Gavin Newsom’s legal attack on President Trump’s National Guard deployment in Los Angeles has tripped over its own feet.
The Daily Caller reported that Newsom tried to block federal troops sent to quell riots, but his case is crumbling faster than a San Francisco sidewalk. A district court’s bold ruling against Trump now hangs by a thread, with the Ninth Circuit stepping in to keep the Guard on duty.
Newsom’s lawsuit targeted Trump’s order to deploy the National Guard to restore order in Los Angeles amid widespread unrest.
Last Thursday, Judge Charles Breyer, a Clinton appointee, issued a 36-page decision declaring Trump’s move illegal, citing overstepped authority and a Tenth Amendment violation. The Ninth Circuit quickly paused Breyer’s ruling, ensuring troops stay put until at least June 17, 2025, when the next hearing looms.
Trump leaned on a federal statute allowing the president to federalize the National Guard during rebellions or foreign threats.
Breyer, playing armchair general, defined the statute’s vague terms himself and ruled Trump missed the mark. Legal scholars are already rolling their eyes at the judge’s overreach.
“I think the court reached out to decide some novel and complex constitutional questions,” said Josh Blackman, a law professor at South Texas College of Law Houston. That’s a polite way of saying Breyer’s ruling is a legal house of cards. The Supreme Court, which has never tackled these issues, is likely to swat this down.
Breyer argued Trump’s notification to Newsom was insufficient, despite multiple phone calls and orders routed through California’s National Guard commander.
Joseph Moreno, a former federal prosecutor, called this nitpicking “harmless error.” He’s right—bureaucratic box-checking shouldn’t undo a president’s call to action.
“Even if you buy the argument that the process was not followed precisely, it is a harmless error,” Moreno told the Daily Caller News Foundation. Splitting hairs over paperwork while Los Angeles burns is peak progressive posturing. The Constitution doesn’t mandate a PowerPoint presentation before deploying troops.
Moreno didn’t stop there, slamming Breyer’s hubris: “An unelected federal judge sitting in San Francisco asserting he can second-guess the military decisions of the Commander in Chief.” That’s a zinger that hits home—judges aren’t elected to play four-star general. Expect Breyer’s ruling to crash and burn on appeal.

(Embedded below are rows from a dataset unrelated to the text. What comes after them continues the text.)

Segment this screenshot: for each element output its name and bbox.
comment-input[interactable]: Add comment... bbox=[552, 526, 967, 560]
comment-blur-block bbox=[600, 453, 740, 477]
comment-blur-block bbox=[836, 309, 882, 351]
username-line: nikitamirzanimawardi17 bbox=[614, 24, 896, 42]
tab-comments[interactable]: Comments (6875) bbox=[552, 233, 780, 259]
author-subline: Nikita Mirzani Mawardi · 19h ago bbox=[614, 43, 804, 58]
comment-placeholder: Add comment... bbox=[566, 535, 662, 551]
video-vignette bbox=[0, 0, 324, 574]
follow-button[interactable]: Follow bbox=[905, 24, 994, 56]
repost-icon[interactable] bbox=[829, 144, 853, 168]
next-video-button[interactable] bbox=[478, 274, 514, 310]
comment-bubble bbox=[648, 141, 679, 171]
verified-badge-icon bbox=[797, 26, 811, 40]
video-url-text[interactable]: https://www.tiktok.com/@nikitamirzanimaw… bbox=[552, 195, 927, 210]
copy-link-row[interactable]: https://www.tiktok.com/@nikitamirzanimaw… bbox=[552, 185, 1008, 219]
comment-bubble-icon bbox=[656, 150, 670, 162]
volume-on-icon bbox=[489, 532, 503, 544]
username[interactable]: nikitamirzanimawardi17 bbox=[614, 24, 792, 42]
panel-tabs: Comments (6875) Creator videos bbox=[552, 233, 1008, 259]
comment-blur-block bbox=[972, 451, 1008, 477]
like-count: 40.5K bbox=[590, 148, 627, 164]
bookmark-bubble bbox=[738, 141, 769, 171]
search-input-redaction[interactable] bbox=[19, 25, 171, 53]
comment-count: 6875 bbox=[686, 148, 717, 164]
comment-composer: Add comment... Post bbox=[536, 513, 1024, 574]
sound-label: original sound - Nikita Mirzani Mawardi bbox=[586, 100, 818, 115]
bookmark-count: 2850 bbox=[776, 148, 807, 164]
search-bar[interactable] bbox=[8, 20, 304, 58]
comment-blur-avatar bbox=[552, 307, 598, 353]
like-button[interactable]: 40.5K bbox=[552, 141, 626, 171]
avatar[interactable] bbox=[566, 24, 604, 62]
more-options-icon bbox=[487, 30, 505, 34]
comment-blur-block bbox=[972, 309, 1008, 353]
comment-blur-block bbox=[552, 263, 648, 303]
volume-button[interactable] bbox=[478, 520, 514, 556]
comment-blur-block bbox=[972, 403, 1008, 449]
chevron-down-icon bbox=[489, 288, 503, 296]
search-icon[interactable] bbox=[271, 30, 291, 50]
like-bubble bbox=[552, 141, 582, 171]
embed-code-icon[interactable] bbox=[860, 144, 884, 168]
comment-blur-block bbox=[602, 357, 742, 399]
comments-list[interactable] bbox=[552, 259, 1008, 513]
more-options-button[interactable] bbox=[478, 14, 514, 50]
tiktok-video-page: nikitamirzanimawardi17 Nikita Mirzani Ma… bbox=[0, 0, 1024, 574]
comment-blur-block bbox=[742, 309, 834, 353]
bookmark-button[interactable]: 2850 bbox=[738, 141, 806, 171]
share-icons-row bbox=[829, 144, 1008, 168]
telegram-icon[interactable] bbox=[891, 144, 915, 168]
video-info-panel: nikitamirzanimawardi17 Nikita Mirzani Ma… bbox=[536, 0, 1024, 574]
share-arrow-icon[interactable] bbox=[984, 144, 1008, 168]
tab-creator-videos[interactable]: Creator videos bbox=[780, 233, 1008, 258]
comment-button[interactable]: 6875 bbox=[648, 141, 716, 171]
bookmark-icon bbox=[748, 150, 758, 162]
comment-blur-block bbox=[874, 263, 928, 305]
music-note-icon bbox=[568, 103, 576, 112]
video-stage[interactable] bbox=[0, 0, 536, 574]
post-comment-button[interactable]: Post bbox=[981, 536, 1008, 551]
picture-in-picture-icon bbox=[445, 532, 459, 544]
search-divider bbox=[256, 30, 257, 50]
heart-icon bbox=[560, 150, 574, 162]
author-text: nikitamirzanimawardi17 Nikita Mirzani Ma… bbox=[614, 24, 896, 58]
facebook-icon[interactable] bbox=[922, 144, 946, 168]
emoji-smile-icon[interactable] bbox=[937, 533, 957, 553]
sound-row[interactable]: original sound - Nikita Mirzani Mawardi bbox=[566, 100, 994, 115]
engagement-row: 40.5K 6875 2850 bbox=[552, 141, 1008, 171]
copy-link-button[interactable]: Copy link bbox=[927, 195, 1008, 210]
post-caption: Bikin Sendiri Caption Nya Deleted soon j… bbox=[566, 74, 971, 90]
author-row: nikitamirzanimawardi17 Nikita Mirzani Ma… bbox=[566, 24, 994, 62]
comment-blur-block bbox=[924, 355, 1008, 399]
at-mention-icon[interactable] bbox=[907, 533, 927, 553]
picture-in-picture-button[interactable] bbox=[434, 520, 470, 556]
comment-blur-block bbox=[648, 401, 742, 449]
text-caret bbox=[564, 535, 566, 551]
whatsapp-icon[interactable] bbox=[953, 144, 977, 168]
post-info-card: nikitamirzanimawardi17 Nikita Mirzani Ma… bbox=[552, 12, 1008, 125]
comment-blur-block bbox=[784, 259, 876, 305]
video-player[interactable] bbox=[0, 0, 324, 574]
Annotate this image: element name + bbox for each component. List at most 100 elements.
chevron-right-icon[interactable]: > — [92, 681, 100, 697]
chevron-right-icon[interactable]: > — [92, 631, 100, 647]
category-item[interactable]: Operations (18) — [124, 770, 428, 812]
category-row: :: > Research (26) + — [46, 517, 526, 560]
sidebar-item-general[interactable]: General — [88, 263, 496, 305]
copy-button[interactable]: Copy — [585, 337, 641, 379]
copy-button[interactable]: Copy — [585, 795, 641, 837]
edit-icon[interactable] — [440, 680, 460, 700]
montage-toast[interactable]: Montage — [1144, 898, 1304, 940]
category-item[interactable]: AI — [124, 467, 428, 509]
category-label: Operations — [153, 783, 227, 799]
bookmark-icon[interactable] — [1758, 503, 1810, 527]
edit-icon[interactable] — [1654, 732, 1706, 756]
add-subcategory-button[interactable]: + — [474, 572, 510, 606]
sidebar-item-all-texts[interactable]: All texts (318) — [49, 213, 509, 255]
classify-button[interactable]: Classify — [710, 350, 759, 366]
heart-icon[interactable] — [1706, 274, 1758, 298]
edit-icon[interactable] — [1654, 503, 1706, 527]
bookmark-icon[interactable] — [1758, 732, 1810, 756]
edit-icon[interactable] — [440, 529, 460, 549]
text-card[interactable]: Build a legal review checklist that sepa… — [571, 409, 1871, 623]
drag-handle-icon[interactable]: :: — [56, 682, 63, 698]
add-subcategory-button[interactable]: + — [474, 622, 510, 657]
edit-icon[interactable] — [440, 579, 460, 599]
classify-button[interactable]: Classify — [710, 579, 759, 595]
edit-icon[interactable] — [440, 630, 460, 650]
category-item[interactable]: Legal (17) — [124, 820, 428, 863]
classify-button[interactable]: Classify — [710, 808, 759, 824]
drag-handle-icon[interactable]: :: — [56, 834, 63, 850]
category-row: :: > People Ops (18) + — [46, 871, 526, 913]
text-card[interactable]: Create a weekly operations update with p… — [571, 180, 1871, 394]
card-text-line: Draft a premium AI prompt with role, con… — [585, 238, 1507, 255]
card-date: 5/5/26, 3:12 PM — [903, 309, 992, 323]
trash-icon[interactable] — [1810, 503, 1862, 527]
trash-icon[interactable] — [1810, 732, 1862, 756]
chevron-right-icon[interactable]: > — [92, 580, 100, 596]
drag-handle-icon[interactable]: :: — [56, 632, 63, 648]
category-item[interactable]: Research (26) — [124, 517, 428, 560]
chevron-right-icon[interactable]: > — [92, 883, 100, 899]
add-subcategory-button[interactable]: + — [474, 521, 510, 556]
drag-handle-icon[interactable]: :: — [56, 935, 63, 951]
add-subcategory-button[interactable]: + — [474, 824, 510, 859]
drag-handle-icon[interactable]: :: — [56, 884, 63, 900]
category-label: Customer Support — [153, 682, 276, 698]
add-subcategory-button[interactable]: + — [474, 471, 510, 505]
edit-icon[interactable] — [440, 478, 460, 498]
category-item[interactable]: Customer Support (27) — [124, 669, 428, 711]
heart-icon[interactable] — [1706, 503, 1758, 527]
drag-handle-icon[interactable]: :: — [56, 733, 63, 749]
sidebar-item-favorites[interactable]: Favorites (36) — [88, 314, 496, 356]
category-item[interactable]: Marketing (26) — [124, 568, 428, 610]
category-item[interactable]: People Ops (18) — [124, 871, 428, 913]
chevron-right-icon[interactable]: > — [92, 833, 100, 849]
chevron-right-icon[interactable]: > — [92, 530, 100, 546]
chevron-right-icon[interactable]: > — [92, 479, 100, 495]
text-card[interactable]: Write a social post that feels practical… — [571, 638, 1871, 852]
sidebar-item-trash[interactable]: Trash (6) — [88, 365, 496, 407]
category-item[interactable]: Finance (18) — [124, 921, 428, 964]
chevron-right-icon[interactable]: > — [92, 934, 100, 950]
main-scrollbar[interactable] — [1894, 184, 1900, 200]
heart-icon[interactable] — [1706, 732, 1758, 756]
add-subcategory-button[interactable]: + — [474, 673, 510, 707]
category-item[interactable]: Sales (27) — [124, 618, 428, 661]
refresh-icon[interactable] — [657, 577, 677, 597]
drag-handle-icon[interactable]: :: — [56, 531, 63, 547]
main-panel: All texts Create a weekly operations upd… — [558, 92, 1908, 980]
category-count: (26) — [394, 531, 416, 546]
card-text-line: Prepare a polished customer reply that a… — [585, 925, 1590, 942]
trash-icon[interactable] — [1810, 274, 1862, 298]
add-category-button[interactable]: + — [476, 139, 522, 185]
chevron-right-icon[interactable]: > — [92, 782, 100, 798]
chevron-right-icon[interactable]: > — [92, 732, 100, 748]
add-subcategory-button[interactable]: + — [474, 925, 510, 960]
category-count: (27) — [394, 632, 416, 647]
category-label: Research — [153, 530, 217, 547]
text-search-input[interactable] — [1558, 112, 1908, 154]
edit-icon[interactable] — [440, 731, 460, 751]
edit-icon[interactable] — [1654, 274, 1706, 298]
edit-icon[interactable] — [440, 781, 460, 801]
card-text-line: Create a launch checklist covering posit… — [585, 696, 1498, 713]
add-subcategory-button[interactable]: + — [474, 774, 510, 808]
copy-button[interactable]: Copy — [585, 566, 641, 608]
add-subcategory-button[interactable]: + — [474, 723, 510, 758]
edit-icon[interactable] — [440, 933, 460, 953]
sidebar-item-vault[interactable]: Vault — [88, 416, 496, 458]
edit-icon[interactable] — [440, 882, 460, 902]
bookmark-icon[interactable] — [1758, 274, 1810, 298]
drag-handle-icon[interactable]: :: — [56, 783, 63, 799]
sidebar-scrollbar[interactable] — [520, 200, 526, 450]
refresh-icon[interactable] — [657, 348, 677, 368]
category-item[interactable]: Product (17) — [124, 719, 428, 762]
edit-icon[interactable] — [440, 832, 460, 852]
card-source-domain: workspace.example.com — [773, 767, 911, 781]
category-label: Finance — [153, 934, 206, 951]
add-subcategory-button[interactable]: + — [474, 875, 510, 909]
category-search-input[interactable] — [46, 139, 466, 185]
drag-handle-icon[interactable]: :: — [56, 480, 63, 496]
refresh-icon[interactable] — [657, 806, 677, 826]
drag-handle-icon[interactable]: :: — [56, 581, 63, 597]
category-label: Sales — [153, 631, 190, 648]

Harvard law professor Jack Goldsmith called the opinion “slapdash” in a Substack post. He criticized Breyer’s selective definition of “rebellion” and lack of deference to Trump’s authority. When even Harvard’s finest are dunking on you, it’s time to rethink your strategy.
“I was not persuaded by the judge’s second-guessing of the president,” Goldsmith added. Breyer’s attempt to micromanage the White House from a San Francisco bench is the kind of judicial overreach conservatives have long warned about. It’s less law than activism in robes.
The Ninth Circuit’s pause means National Guard troops remain in Los Angeles, with a hearing set for June 17, 2025.
Meanwhile, U.S. Army Maj. Gen. Scott M. Sherman confirmed on June 13, 2025, that hundreds of Marines have also been deployed to the city, per The New York Times. Trump’s not backing down, and neither are the boots on the ground.
Newsom’s lawsuit, while bold, seems destined for the legal dumpster. Breyer’s ruling lacks the constitutional heft to survive higher scrutiny, and the Ninth Circuit’s swift intervention signals skepticism. California’s governor might want to focus on his state’s problems instead of picking fights he can’t win.
Jonathan Turley, a George Washington University law professor, noted on X that Trump has plenty of authority to send federal personnel to protect government assets. “The Administration will be able to maintain a significant force on the ground,” Turley wrote. Newsom’s grandstanding won’t change that reality.
Breyer’s claim that Trump violated the Tenth Amendment by federalizing the Guard is a stretch that won’t stick.
The federal statute Trump invoked is deliberately broad, giving the president leeway to act decisively. Newsom’s attempt to paint this as a states’ rights issue feels more like politics than principle.